Pour beaucoup d’entreprises, l’innovation est loin d’être un processus maîtrisé. Bien au contraire, elle relève souvent d’initiatives individuelles voir même d’un coup de chance.
A l’opposé, la création d’un centre d’innovation à part entière implique de lourds investissements financiers et en ressources (exemple : l’usine à innovations de Procter & Gamble).
La mise en œuvre d’un « Système d’Innovation Minimum Viable (SIMV) » représente un premier pas vers une fonction d’innovation organisée.
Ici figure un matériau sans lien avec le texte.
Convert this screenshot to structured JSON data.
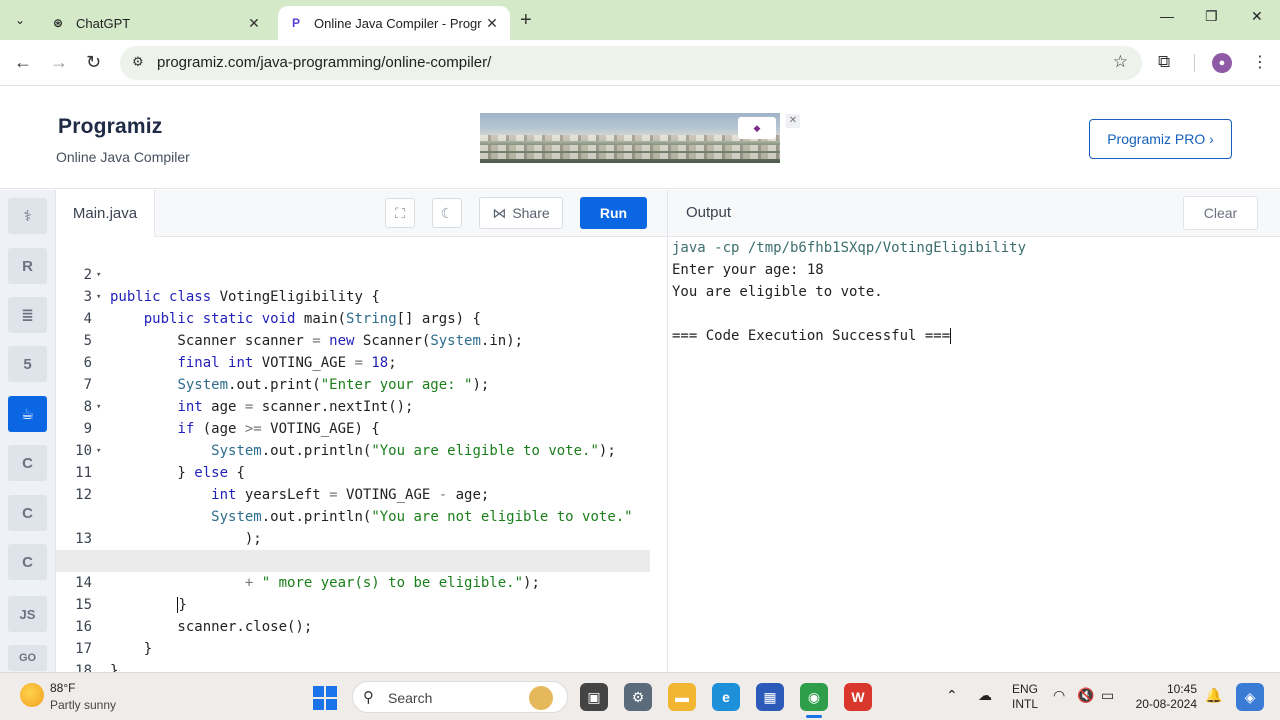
{
  "browser": {
    "tabs": [
      {
        "title": "ChatGPT",
        "icon": "chatgpt-icon"
      },
      {
        "title": "Online Java Compiler - Program",
        "icon": "programiz-icon"
      }
    ],
    "url": "programiz.com/java-programming/online-compiler/"
  },
  "site": {
    "logo": "Programiz",
    "subtitle": "Online Java Compiler",
    "pro_button": "Programiz PRO ›"
  },
  "rail": {
    "items": [
      {
        "icon": "python-icon",
        "label": ""
      },
      {
        "icon": "r-icon",
        "label": "R"
      },
      {
        "icon": "database-icon",
        "label": ""
      },
      {
        "icon": "html5-icon",
        "label": "5"
      },
      {
        "icon": "java-icon",
        "label": "☕"
      },
      {
        "icon": "c-icon",
        "label": "C"
      },
      {
        "icon": "cpp-icon",
        "label": "C"
      },
      {
        "icon": "csharp-icon",
        "label": "C"
      },
      {
        "icon": "js-icon",
        "label": "JS"
      },
      {
        "icon": "go-icon",
        "label": "GO"
      }
    ]
  },
  "editor": {
    "filename": "Main.java",
    "share_label": "Share",
    "run_label": "Run",
    "line_numbers": [
      "2",
      "3",
      "4",
      "5",
      "6",
      "7",
      "8",
      "9",
      "10",
      "11",
      "12",
      "",
      "13",
      "",
      "14",
      "15",
      "16",
      "17",
      "18"
    ]
  },
  "output": {
    "title": "Output",
    "clear_label": "Clear",
    "lines": [
      "java -cp /tmp/b6fhb1SXqp/VotingEligibility",
      "Enter your age: 18",
      "You are eligible to vote.",
      "",
      "=== Code Execution Successful ==="
    ]
  },
  "taskbar": {
    "weather_temp": "88°F",
    "weather_desc": "Partly sunny",
    "search_label": "Search",
    "lang_top": "ENG",
    "lang_bottom": "INTL",
    "time": "10:45",
    "date": "20-08-2024"
  },
  "colors": {
    "accent": "#0b66e4",
    "tabbar": "#d3e9c8",
    "keyword": "#2222bb",
    "string": "#1a7f1a"
  }
}
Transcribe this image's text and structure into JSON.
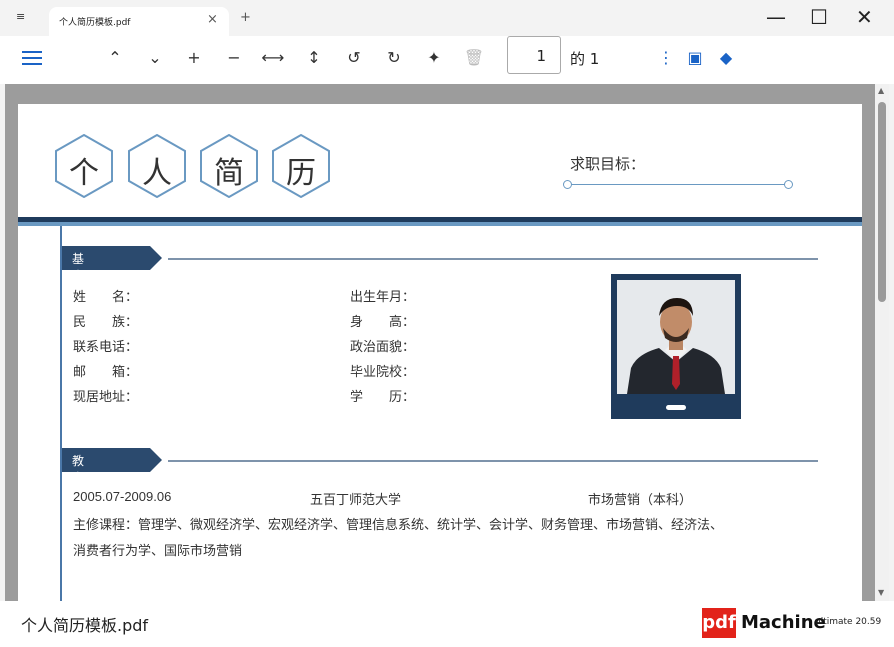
{
  "tab": {
    "menu_glyph": "≡",
    "title": "个人简历模板.pdf",
    "close_glyph": "×",
    "new_glyph": "+"
  },
  "window": {
    "minimize": "—",
    "maximize": "☐",
    "close": "✕"
  },
  "toolbar": {
    "prev_glyph": "⌃",
    "next_glyph": "⌄",
    "zoom_in_glyph": "+",
    "zoom_out_glyph": "−",
    "fit_width_glyph": "⟷",
    "fit_height_glyph": "↕",
    "rotate_ccw_glyph": "↺",
    "rotate_cw_glyph": "↻",
    "magic_glyph": "✦",
    "delete_glyph": "🗑",
    "page_value": "1",
    "of_label": "的 1",
    "more_glyph": "⋮",
    "image_glyph": "▣",
    "shapes_glyph": "◆"
  },
  "resume": {
    "title_chars": [
      "个",
      "人",
      "简",
      "历"
    ],
    "goal_label": "求职目标：",
    "sections": {
      "basic": "基本信息",
      "education": "教育背景"
    },
    "basic_left": [
      "姓　　名：",
      "民　　族：",
      "联系电话：",
      "邮　　箱：",
      "现居地址："
    ],
    "basic_right": [
      "出生年月：",
      "身　　高：",
      "政治面貌：",
      "毕业院校：",
      "学　　历："
    ],
    "edu_period": "2005.07-2009.06",
    "edu_school": "五百丁师范大学",
    "edu_major": "市场营销（本科）",
    "edu_courses_1": "主修课程：管理学、微观经济学、宏观经济学、管理信息系统、统计学、会计学、财务管理、市场营销、经济法、",
    "edu_courses_2": "消费者行为学、国际市场营销"
  },
  "status": {
    "filename": "个人简历模板.pdf",
    "brand_pdf": "pdf",
    "brand_machine": "Machine",
    "version": "ultimate 20.59"
  },
  "colors": {
    "accent": "#1a63c6",
    "resume_dark": "#1f3b5c",
    "resume_light": "#6a99c2",
    "brand_red": "#e2231a"
  }
}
Porté par le Responsable de l’innovation de l’entreprise, cet outil est actionnable en quatre étapes et en seulement 90 jours.
Jours 1 à 30
La première étape du SIMV repose sur la définition des « bassins d’innovation » de l’entreprise. Il s’agit de ventiler les innovations dans deux catégories :
- « Innovations du cœur de métier » : celles qui permettent le développement de l’activité principale de l’entreprise (exemple : des améliorations de l’offre existante). Les projets sont gérés par la structure existante.
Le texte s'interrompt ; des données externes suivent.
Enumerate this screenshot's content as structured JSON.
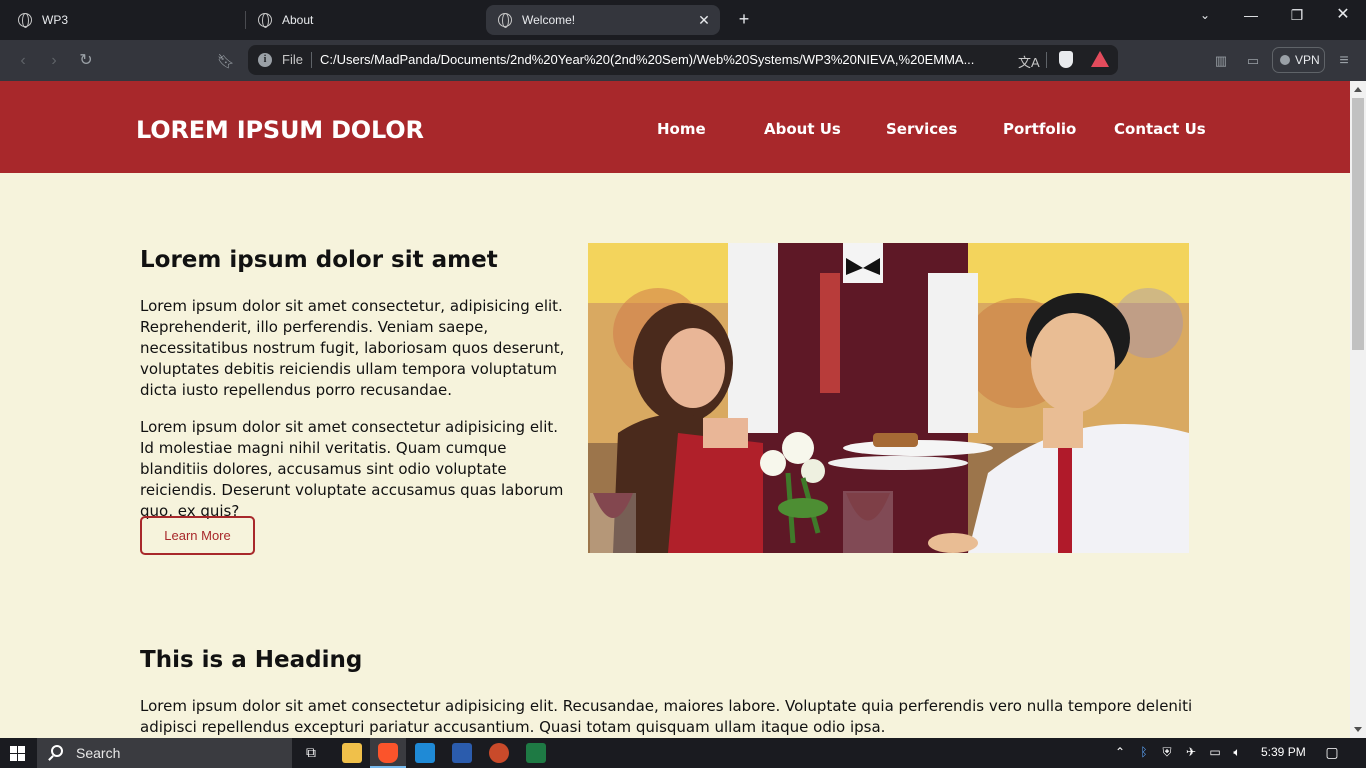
{
  "browser": {
    "tabs": [
      {
        "title": "WP3",
        "active": false
      },
      {
        "title": "About",
        "active": false
      },
      {
        "title": "Welcome!",
        "active": true
      }
    ],
    "omnibox": {
      "scheme_label": "File",
      "url": "C:/Users/MadPanda/Documents/2nd%20Year%20(2nd%20Sem)/Web%20Systems/WP3%20NIEVA,%20EMMA..."
    },
    "vpn_label": "VPN"
  },
  "site": {
    "brand": "LOREM IPSUM DOLOR",
    "nav": [
      "Home",
      "About Us",
      "Services",
      "Portfolio",
      "Contact Us"
    ],
    "colors": {
      "header": "#a8282b",
      "background": "#f6f3dc"
    }
  },
  "section1": {
    "title": "Lorem ipsum dolor sit amet",
    "paragraph1": "Lorem ipsum dolor sit amet consectetur, adipisicing elit. Reprehenderit, illo perferendis. Veniam saepe, necessitatibus nostrum fugit, laboriosam quos deserunt, voluptates debitis reiciendis ullam tempora voluptatum dicta iusto repellendus porro recusandae.",
    "paragraph2": "Lorem ipsum dolor sit amet consectetur adipisicing elit. Id molestiae magni nihil veritatis. Quam cumque blanditiis dolores, accusamus sint odio voluptate reiciendis. Deserunt voluptate accusamus quas laborum quo, ex quis?",
    "button": "Learn More"
  },
  "section2": {
    "title": "This is a Heading",
    "paragraph": "Lorem ipsum dolor sit amet consectetur adipisicing elit. Recusandae, maiores labore. Voluptate quia perferendis vero nulla tempore deleniti adipisci repellendus excepturi pariatur accusantium. Quasi totam quisquam ullam itaque odio ipsa."
  },
  "taskbar": {
    "search_label": "Search",
    "time": "5:39 PM"
  }
}
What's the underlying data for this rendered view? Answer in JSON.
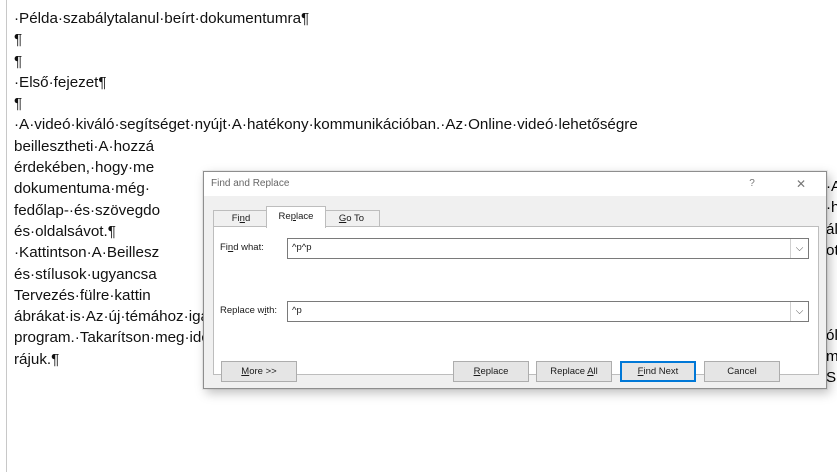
{
  "document": {
    "lines": [
      "·Példa·szabálytalanul·beírt·dokumentumra¶",
      "¶",
      "¶",
      "·Első·fejezet¶",
      "¶",
      "·A·videó·kiváló·segítséget·nyújt·A·hatékony·kommunikációban.·Az·Online·videó·lehetőségre",
      "beillesztheti·A·hozzá",
      "érdekében,·hogy·me",
      "dokumentuma·még·",
      "fedőlap-·és·szövegdo",
      "és·oldalsávot.¶",
      "·Kattintson·A·Beillesz",
      "és·stílusok·ugyancsa",
      "Tervezés·fülre·kattin",
      "ábrákat·is·Az·új·témához·igazítja.·A·stílusok·Alkalmazásakor·A·címsorokat·Az·új·témához·iga",
      "program.·Takarítson·meg·időt·A·Word·új·gombjaival,·melyek·ott·jelennek·meg,·Ahol·épp·szü",
      "rájuk.¶"
    ],
    "right_fragments": [
      {
        "row": 6,
        "text": "·A"
      },
      {
        "row": 7,
        "text": "·h"
      },
      {
        "row": 8,
        "text": "ál"
      },
      {
        "row": 9,
        "text": "ot"
      },
      {
        "row": 11,
        "text": "ól"
      },
      {
        "row": 12,
        "text": "m"
      },
      {
        "row": 13,
        "text": "Sn"
      }
    ]
  },
  "dialog": {
    "title": "Find and Replace",
    "help": "?",
    "close": "✕",
    "tabs": {
      "find": {
        "pre": "Fi",
        "key": "n",
        "post": "d"
      },
      "replace": {
        "pre": "Re",
        "key": "p",
        "post": "lace"
      },
      "goto": {
        "pre": "",
        "key": "G",
        "post": "o To"
      }
    },
    "find_label": {
      "pre": "Fi",
      "key": "n",
      "post": "d what:"
    },
    "find_value": "^p^p",
    "replace_label": {
      "pre": "Replace w",
      "key": "i",
      "post": "th:"
    },
    "replace_value": "^p",
    "dropdown_glyph": "⌵",
    "buttons": {
      "more": {
        "pre": "",
        "key": "M",
        "post": "ore >>"
      },
      "replace": {
        "pre": "",
        "key": "R",
        "post": "eplace"
      },
      "replace_all": {
        "pre": "Replace ",
        "key": "A",
        "post": "ll"
      },
      "find_next": {
        "pre": "",
        "key": "F",
        "post": "ind Next"
      },
      "cancel": "Cancel"
    }
  }
}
- « Innovations des nouveaux axes de croissance » : celles qui créent de nouveaux axes de croissance en dehors de l’activité principale de l’entreprise (exemple : la création de nouveaux produits). Le SIMV s’applique à cette dernière.
La deuxième catégorie d’innovations représente pour l’entreprise le moyen de combler l’écart entre son objectif de croissance et sa croissance réelle.
Durant cette première étape, deux semaines seront consacrées à l’évaluation de cet écart sur les cinq prochaines années. Ainsi plus l’écart est important, plus il faudra concentrer les efforts sur les « innovations des nouveaux axes de croissance ».
Jours 20 à 50
Durant trois semaines, il s’agit d’identifier les opportunités stratégiques qui vont permettre de réduire l’écart de croissance estimé.
Pour cela, il est conseillé de procéder à des sondages auprès des clients afin de collecter des besoins non satisfaits ou encore d’identifier de nouvelles initiatives en interne.
La Direction devra alors sélectionner en une demi-journée deux ou trois opportunités en fonction des critères suivants :
- C’est un besoin client non satisfait, non adressé.
- La réponse au besoin client peut être améliorée par la technologie ou proposée à un prix plus compétitif.
- L’entreprise possède une compétence clé que les concurrents n’ont pas.
Le scoring permet d’écarter les fausses bonnes opportunités (exemple : entrer sur un marché où l’entreprise n’a pas d’atout).
Ce sont ces opportunités qui seront approfondies au cours des prochaines étapes.
Jours 20 à 70
Il est maintenant temps de monter une équipe dédiée au développement des innovations. Cette équipe de taille réduite (trois personnes) doit être capable d’approfondir deux idées en parallèle. Ainsi, si une idée est abandonnée l’équipe pourra toujours poursuivre l’autre.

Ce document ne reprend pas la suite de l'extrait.